« Liberalismo, quell’idea che ha costruito l’Italia E la prima globalizzazione affondò il Sud »
Perché il Risorgimento fu una vera guerra civile
di Simonetta Fiori
È agile, breve, non oltre le duecento pagine, ma s’annuncia come il libro di svolta di questo centocinquantesimo anniversario. Anche nel suo ultimo saggio L’unificazione italiana. Mezzogiorno, rivoluzione, guerra civile Salvatore Lupo non rinuncia a formulare un’interpretazione nitida e totalmente nuova di quelle vicende, distanziandosi sia dal piagnisteo della pubblicistica revisionista incline ad attribuire all’unità nazionale tutte le catastrofi del Meridione, sia da una ricostruzione oleografica che oscura i conflitti ed enfatizza la compattezza patriottica (Donzelli, € 16,50). Nel narrare le vicende che segnarono il crollo del regime borbonico e l’ingresso del Mezzogiorno nella compagine unitaria, la scelta di Lupo è stata quella di affiancare alla parola Risorgimento – categoria rassicurante e anche edificante – le nozioni assai meno rassicuranti di rivoluzione e guerra civile, che meglio rappresentano contraddizioni e conflitti tra i diversi protagonisti, nell’intreccio (o contrapposizione) costante di tre patriottismi differenti (italiano, siciliano e napoletano). La “rivoluzione” cui allude il sottotitolo è quella pan-italiana avviata da Garibaldi in Sicilia nel 1860 con il fondamentale contributo dei patrioti siciliani animati da spirito antinapoletano. E la “guerra civile” fu quella combattuta tra il 1860 e il 1863 – all’indomani del rovesciamento del regime borbonico – tra i sostenitori della patria italiana e i paladini dell’antica patria napoletana, tra i quali Lupo annovera i briganti. Ed è forse la prima volta che in sede storiografica viene adottata una categoria finora confinata nelle pagine dei legittimisti sconfitti, un po’ come è accaduto per l’altro mito fondativo della Resistenza.

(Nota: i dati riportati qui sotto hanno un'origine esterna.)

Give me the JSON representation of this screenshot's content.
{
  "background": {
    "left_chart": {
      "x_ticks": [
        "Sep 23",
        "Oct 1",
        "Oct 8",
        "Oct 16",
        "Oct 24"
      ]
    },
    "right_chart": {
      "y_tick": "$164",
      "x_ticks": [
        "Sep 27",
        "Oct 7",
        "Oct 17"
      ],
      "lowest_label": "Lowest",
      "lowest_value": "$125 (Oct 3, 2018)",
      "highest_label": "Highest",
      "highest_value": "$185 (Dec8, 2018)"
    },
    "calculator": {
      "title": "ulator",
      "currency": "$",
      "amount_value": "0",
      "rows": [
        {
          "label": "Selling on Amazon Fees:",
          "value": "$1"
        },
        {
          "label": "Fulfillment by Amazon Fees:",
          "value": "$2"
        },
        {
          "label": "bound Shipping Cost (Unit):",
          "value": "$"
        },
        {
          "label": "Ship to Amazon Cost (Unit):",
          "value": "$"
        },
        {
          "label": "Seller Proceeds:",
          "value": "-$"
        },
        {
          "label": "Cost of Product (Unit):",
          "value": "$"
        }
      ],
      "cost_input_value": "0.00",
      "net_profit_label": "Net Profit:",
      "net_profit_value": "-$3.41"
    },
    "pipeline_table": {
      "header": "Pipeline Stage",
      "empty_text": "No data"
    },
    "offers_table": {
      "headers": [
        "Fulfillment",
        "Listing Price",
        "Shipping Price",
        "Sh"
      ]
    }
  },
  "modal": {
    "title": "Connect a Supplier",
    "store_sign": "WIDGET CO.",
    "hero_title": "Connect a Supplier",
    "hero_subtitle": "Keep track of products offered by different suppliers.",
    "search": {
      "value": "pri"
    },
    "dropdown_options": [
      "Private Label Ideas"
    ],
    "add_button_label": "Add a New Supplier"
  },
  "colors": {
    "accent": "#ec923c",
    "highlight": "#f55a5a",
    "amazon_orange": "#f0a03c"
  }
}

«La storiografia risorgimentale», spiega Lupo, «è stata irrigidita da una sorta di pruderie che ha respinto il principio di guerra civile perché sinonimo di fratricidio e parricidio, entrambe nozioni sovvertitrici della compattezza patriottica». Nell’allungare l’ombra della guerra civile tra meridionali e meridionali, tra patrioti italiani e patrioti napoletani, Lupo sottolinea il carattere politico delle gesta dei briganti, distanziandosi da un’interpretazione che insiste invece sulle ragioni sociali del fenomeno (interpretazione che accomuna i liberali dell’epoca e storici contemporanei quale Eric J. Hobsbawm). Nella ricostruzione dello studioso i briganti meridionali – un po’ criminali, un po’ guerriglieri – mescolano canaglieria e amore per la patria napoletana in un intreccio difficile da districare. «Non c’è dubbio», sostiene Lupo, «che gli insorti perpetrarono innumerevoli stupri, saccheggi, omicidi, estorsioni. Tuttavia molti di loro avevano anche motivazioni di tipo politico, non riducibili ai finanziamenti elargiti dalla corte borbonica in esilio».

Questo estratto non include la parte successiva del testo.